Re: [PATCH] scsi_sysfs: protect against double execution of __scsi_remove_device()

2015-10-23 Thread Vitaly Kuznetsov
Bart Van Assche  writes:

> On 10/22/2015 10:12 AM, Vitaly Kuznetsov wrote:
>> On some host errors storvsc module tries to remove sdev by scheduling a job
>> which does the following:
>>
>> sdev = scsi_device_lookup(wrk->host, 0, 0, wrk->lun);
>> if (sdev) {
>> scsi_remove_device(sdev);
>> scsi_device_put(sdev);
>> }
>>
>> While this code seems correct the following crash is observed:
>>
>>   general protection fault:  [#1] SMP DEBUG_PAGEALLOC
>>   RIP: 0010:[]  [] bdi_destroy+0x39/0x220
>>   ...
>>   [] ? _raw_spin_unlock_irq+0x2c/0x40
>>   [] blk_cleanup_queue+0x17b/0x270
>>   [] __scsi_remove_device+0x54/0xd0 [scsi_mod]
>>   [] scsi_remove_device+0x2b/0x40 [scsi_mod]
>>   [] storvsc_remove_lun+0x3d/0x60 [hv_storvsc]
>>   [] process_one_work+0x1b1/0x530
>>   ...
>>
>> The problem comes with the fact that many such jobs (for the same device)
>> are being scheduled simultaneously. While scsi_remove_device() uses
>> shost->scan_mutex and scsi_device_lookup() will fail for a device in
>> SDEV_DEL state there is no protection against someone who did
>> scsi_device_lookup() before we actually entered __scsi_remove_device(). So
>> the whole scenario looks like that: two callers do simultaneous (or
>> preemption happens) calls to scsi_device_lookup() ant these calls succeed
>> for all of them, after that both callers try doing scsi_remove_device().
>> shost->scan_mutex only serializes their calls to __scsi_remove_device()
>> and we end up doing the cleanup path twice.
>>
>> Signed-off-by: Vitaly Kuznetsov 
>> ---
>>   drivers/scsi/scsi_sysfs.c | 8 
>>   1 file changed, 8 insertions(+)
>>
>> diff --git a/drivers/scsi/scsi_sysfs.c b/drivers/scsi/scsi_sysfs.c
>> index b89..e0d2707 100644
>> --- a/drivers/scsi/scsi_sysfs.c
>> +++ b/drivers/scsi/scsi_sysfs.c
>> @@ -1076,6 +1076,14 @@ void __scsi_remove_device(struct scsi_device *sdev)
>>   {
>>  struct device *dev = >sdev_gendev;
>>
>> +/*
>> + * This cleanup path is not reentrant and while it is impossible
>> + * to get a new reference with scsi_device_get() someone can still
>> + * hold a previously acquired one.
>> + */
>> +if (sdev->sdev_state == SDEV_DEL)
>> +return;
>> +
>>  if (sdev->is_visible) {
>>  if (scsi_device_set_state(sdev, SDEV_CANCEL) != 0)
>>  return;
>
> Hello Vitaly,
>
> Sorry but I don't see how the above patch could be a proper fix. If
> two calls to __scsi_remove_device() occur concurrently the crash
> explained above can still occur. The storsvc driver should be modified
> such that concurrent __scsi_remove_device() calls do not occur. How
> about preventing concurrent calls via a mutex ?

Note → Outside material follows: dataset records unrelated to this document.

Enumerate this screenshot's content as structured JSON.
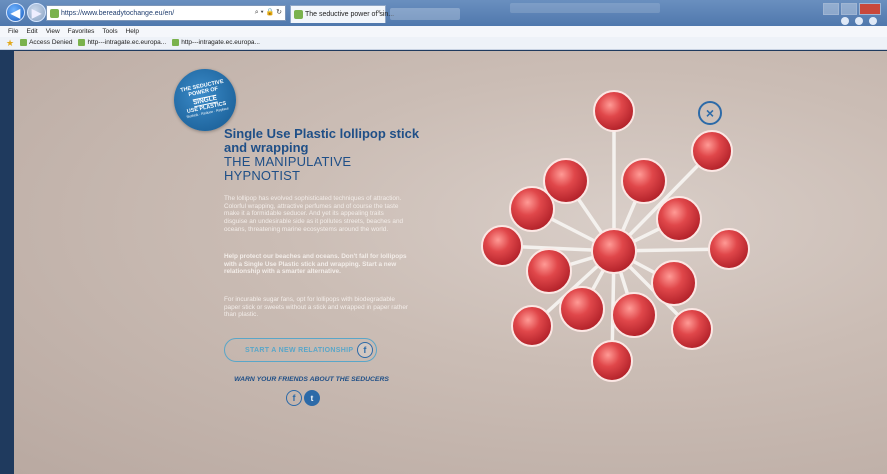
{
  "browser": {
    "address_url": "https://www.bereadytochange.eu/en/",
    "address_tools": "⌕ ▾ 🔒 ↻",
    "tab_title": "The seductive power of sin...",
    "tab_close": "×",
    "back_icon": "arrow-left-icon",
    "forward_icon": "arrow-right-icon",
    "menu": [
      "File",
      "Edit",
      "View",
      "Favorites",
      "Tools",
      "Help"
    ],
    "favorites": [
      "Access Denied",
      "http---intragate.ec.europa...",
      "http---intragate.ec.europa..."
    ]
  },
  "page": {
    "badge": {
      "line1": "THE SEDUCTIVE",
      "line2": "POWER OF",
      "line3": "SINGLE",
      "line4": "USE PLASTICS",
      "line5": "Rethink · Reduce · Replace"
    },
    "title_bold": "Single Use Plastic lollipop stick and wrapping",
    "title_sub": "THE MANIPULATIVE HYPNOTIST",
    "paragraph1": "The lollipop has evolved sophisticated techniques of attraction. Colorful wrapping, attractive perfumes and of course the taste make it a formidable seducer. And yet its appealing traits disguise an undesirable side as it pollutes streets, beaches and oceans, threatening marine ecosystems around the world.",
    "paragraph2": "Help protect our beaches and oceans. Don't fall for lollipops with a Single Use Plastic stick and wrapping. Start a new relationship with a smarter alternative.",
    "paragraph3": "For incurable sugar fans, opt for lollipops with biodegradable paper stick or sweets without a stick and wrapped in paper rather than plastic.",
    "cta_label": "START A NEW RELATIONSHIP",
    "cta_fb": "f",
    "warn_text": "WARN YOUR FRIENDS ABOUT THE SEDUCERS",
    "social_fb": "f",
    "social_tw": "t",
    "close_symbol": "×"
  },
  "colors": {
    "accent_blue": "#1f4f87",
    "cta_blue": "#5aa6c8",
    "lollipop_red": "#e0474a"
  }
}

Nobody is supposed to call __scsi_remove_device() without holding
shost->scan_mutex and scsi_remove_device() does that. Here I'm trying to
protect against two *consequent* calls to the __scsi_remove_device(). As
we set sdev_state to SDEV_DEL on the cleanup path checking it should be
enough.

> Another possible
> approach is to use the workqueue mechanism. An example can be found in
> the SRP initiator driver (ib_srp).

Yes, but I think the existent approach is good enough:
1) Every caller is supposed to get a reference to the device with
scsi_device_get() (scsi_device_lookup() does that).
2) shost->scan_mutex is suppose to be held by all __scsi_remove_device()
callers.

-- 
  Vitaly
--
To unsubscribe from this list: send the line "unsubscribe linux-scsi" in
the body of a message to majord...@vger.kernel.org
More majordomo info at  http://vger.kernel.org/majordomo-info.html


Re: [PATCH] scsi_sysfs: protect against double execution of __scsi_remove_device()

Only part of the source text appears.